Quand on parle de sept projets de réhabilitation, on réduit terriblement nos ambitions, puisque l’ensemble de la vieille ville est considéré comme site du patrimoine mondial (1992) et que l’ensemble de la vieille ville doit être considéré comme patrimoine historique selon la loi. On ne prend donc en considération que des monuments historiques classés. 
C’est un aveu d’impuissance qui est dû essentiellement aux différents changements de responsabilités (une fois c’est le ministère de la Culture, une autre fois c’est la wilaya). Il n’y a pas de vision claire quant à la prise en charge des monuments historiques. 
Les travaux de restauration de la Citadelle vont à un rythme très lent, puisque les travaux ont commencé depuis plus d’une trentaine d’années. 
Certains travaux effectués ne semblent pas, à mon humble avis, tenir compte de l’authenticité des lieux (la présence d’un ascenseur au palais des Beys est-elle nécessaire ?)

Selon les rapports de l’Unesco sur l’état de préservation de la Casbah, les facteurs d’aggravation sont, entre autres, l’érosion naturelle, l’occupation anarchique des sols et la perte des techniques traditionnelles de conservation. Comment envisager sa sauvegarde en prenant en compte ces éléments ?

Les facteurs d’aggravation des bâtisses sont multiples. Il y a une surdensification de la population. De plus, il n’y a pas de police urbaine pour empêcher les constructions illicites. Personne n’empêche les surélévations dans les terrasses qui se font en toute impunité. Puis le poids des nouvelles constructions amène l’effondrement des maisons.
L’eau est un autre facteur de détérioration. Quant aux techniques traditionnelles (briques traditionnelles, chaux, sable…), elles ont été abandonnées depuis longtemps. Les habitants réparent et défigurent avec du parpaing et du ciment. 
 
D’importantes enveloppes financières ont été attribuées pour sa restauration. Où en est l’état de sa conservation avec ces aides ?

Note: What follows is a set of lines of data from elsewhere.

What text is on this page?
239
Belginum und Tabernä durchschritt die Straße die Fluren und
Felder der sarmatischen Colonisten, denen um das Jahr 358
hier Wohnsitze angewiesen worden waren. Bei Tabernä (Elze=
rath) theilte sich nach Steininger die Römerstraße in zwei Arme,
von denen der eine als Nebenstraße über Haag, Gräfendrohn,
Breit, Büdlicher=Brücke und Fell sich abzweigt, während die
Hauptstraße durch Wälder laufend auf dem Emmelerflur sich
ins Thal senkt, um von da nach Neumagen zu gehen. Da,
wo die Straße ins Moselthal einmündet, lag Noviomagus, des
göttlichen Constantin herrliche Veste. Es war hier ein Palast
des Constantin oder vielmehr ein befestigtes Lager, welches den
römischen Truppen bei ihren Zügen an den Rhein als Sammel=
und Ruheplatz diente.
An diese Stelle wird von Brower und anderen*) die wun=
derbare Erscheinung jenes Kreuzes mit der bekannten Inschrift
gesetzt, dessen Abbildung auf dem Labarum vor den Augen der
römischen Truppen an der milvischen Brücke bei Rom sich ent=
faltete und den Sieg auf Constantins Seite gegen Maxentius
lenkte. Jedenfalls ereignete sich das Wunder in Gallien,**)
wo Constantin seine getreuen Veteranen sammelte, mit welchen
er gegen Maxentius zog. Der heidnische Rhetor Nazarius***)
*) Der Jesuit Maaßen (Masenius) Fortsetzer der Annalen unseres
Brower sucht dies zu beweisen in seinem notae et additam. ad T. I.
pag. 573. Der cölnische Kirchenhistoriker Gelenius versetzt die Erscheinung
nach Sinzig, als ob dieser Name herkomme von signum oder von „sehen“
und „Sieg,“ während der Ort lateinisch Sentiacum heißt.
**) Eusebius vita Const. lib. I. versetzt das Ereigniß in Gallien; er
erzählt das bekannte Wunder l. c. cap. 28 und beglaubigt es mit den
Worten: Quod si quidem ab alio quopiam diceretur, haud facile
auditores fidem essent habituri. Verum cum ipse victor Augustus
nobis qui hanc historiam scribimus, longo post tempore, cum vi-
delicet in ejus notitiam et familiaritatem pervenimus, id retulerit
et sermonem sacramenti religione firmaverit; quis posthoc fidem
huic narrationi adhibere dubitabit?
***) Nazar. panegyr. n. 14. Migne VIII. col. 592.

Au début des années 2000, à une époque où le pétrole était au plus haut, on a préféré faire des années de la Culture à Alger, Tlemcen, Constantine, en gaspillant des sommes colossales qui auraient pu servir à la restauration de la Casbah, de la vieille ville de Tlemcen et de Constantine. 
Que reste-t-il de ces actions? Rien. Pas même des publications. Plus, des monuments historiques à Constantine ou à Tlemcen ou même à Alger, attendent encore une réhabilitation hypothétique. 
 
Et qu’en est-il de la réhabilitation des biens privés ainsi que le squat des habitations qui menacent de s’effondrer ?

La loi 98-04 prévoyait des mécanismes pour aider financièrement les particuliers à restaurer leurs bâtisses. 
Cela n’a jamais fonctionné et il n’y a jamais eu de suivi. Aussi, sans aide, les particuliers se sont retrouvés seuls face à des problèmes d’aide à la construction ou même à des accompagnements techniques.
En conclusion, la Casbah, haut lieu de notre histoire, est en train de perdre peu à peu de ce qui faisait sa gloire. 
Même les associations de protection de ce patrimoine sont découragées devant l’immobilisme des autorités.